Listener No 4443, Not the Rockies: A Setter’s Blog by Kruger
Posted by Listen With Others on 16 April 2017
The personal incentive to set this puzzle came about 7 years ago when I realised that, of all the barred-grid thematic puzzles I had set over the years, I had not attempted one from either the “Left & Right” or “Printer’s Devilry” genres. (I still haven’t for the latter and seriously doubt if I ever will.)
So I started to give some thought about what would be a novel and suitable theme that would logically be appropriate for Left & Right treatment … and simply drew a blank. Despite chewing it over in my head from time to time, nothing readily came to mind for about 2 years. Then one day I was reading an article in The Times about regional funding for local transport throughout the UK and became rather angry about the figures quoted. (To put my irritation into context, I live in a rural area where already infrequent local bus services stop altogether at about 18:00 every day and with none at all on Sundays). The article confirmed that the more prosperous SE of England was getting the lion’s share of funding and I muttered to myself “this is another example of the north-south divide”. That was the moment of enlightenment.
I then started considering whether a North & South (i.e. Top & Bottom) approach would actually be an acceptable format and convinced myself that is was really just a Left & Right rotated through 90º so should be perfectly OK.

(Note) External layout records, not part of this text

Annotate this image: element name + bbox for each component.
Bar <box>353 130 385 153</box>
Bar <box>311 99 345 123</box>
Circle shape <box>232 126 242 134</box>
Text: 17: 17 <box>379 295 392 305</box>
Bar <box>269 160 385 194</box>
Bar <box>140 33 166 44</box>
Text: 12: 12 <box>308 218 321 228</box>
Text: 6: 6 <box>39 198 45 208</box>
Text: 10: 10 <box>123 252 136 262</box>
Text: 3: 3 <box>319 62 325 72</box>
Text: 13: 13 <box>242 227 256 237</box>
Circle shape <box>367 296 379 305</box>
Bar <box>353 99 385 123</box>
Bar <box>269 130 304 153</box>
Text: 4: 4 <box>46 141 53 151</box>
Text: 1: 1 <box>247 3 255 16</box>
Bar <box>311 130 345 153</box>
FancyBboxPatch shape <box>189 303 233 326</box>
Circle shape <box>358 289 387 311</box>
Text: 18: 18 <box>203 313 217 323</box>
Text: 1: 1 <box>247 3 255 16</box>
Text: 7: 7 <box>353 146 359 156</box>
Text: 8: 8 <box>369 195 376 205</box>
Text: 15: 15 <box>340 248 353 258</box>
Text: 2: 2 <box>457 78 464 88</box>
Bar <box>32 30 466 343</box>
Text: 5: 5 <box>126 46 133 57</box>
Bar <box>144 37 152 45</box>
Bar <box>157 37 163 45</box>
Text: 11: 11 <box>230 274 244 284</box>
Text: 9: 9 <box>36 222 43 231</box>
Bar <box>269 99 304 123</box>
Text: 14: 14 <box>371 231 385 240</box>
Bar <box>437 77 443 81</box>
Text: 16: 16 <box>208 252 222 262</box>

I was keen to get the North-South Divide message somewhere in the grid so decided (against convention) to have an unclued central row instead of a complete barring between the top and bottom halves. To me, this obviously had to have DIVIDE in it and the two main sections would ideally need NORTH and SOUTH hidden in them too.
It then came to me that it would be a good idea to have all Northern entries to contain the letter N (and none with S) and vice versa for the entries in the Southern section. But what about 1D which was the solvers’ inroad to the puzzle? Serendipity provided INEQUALITIES which was not only thematic but also contained N in the top half and S in the bottom. I was also fortunate that DIVIDE in the middle contained neither of the two letters – also thematically consistent. The circled letters anagramming WATFORD were an afterthought which I hoped would add a bit of “tongue-in-cheek” spice to the whole concept.
Then I had to give some thought to a puzzle title that would be both relevant but (hopefully) not a give-away. The Rocky Mountain range pretty quickly came to mind as a continental divide that is in a N-S orientation – albeit a different interpretation of “North-South” to that of the puzzle.
The completed puzzle then sat in my “pending” folder for another 3 years while I tried to decide to which outlet I should submit it and also, I admit, I forgot about it. Obviously, in the end I discovered it and plumped for The Listener where it sat in the queue for another 2 years until Shane & Roger took it on board and hammered it into a publishable condition. (My thanks to both of them – they do a terrific job.)
With the odd exception, my thematic puzzles are usually considered to be at the easier end of the spectrum – especially for The Listener series. I really don’t set out to produce a puzzle of any specific level of difficulty and, of course, degree of difficulty is very subjective in any case. I just hope that “Not The Rockies” provided an enjoyable solve for the majority.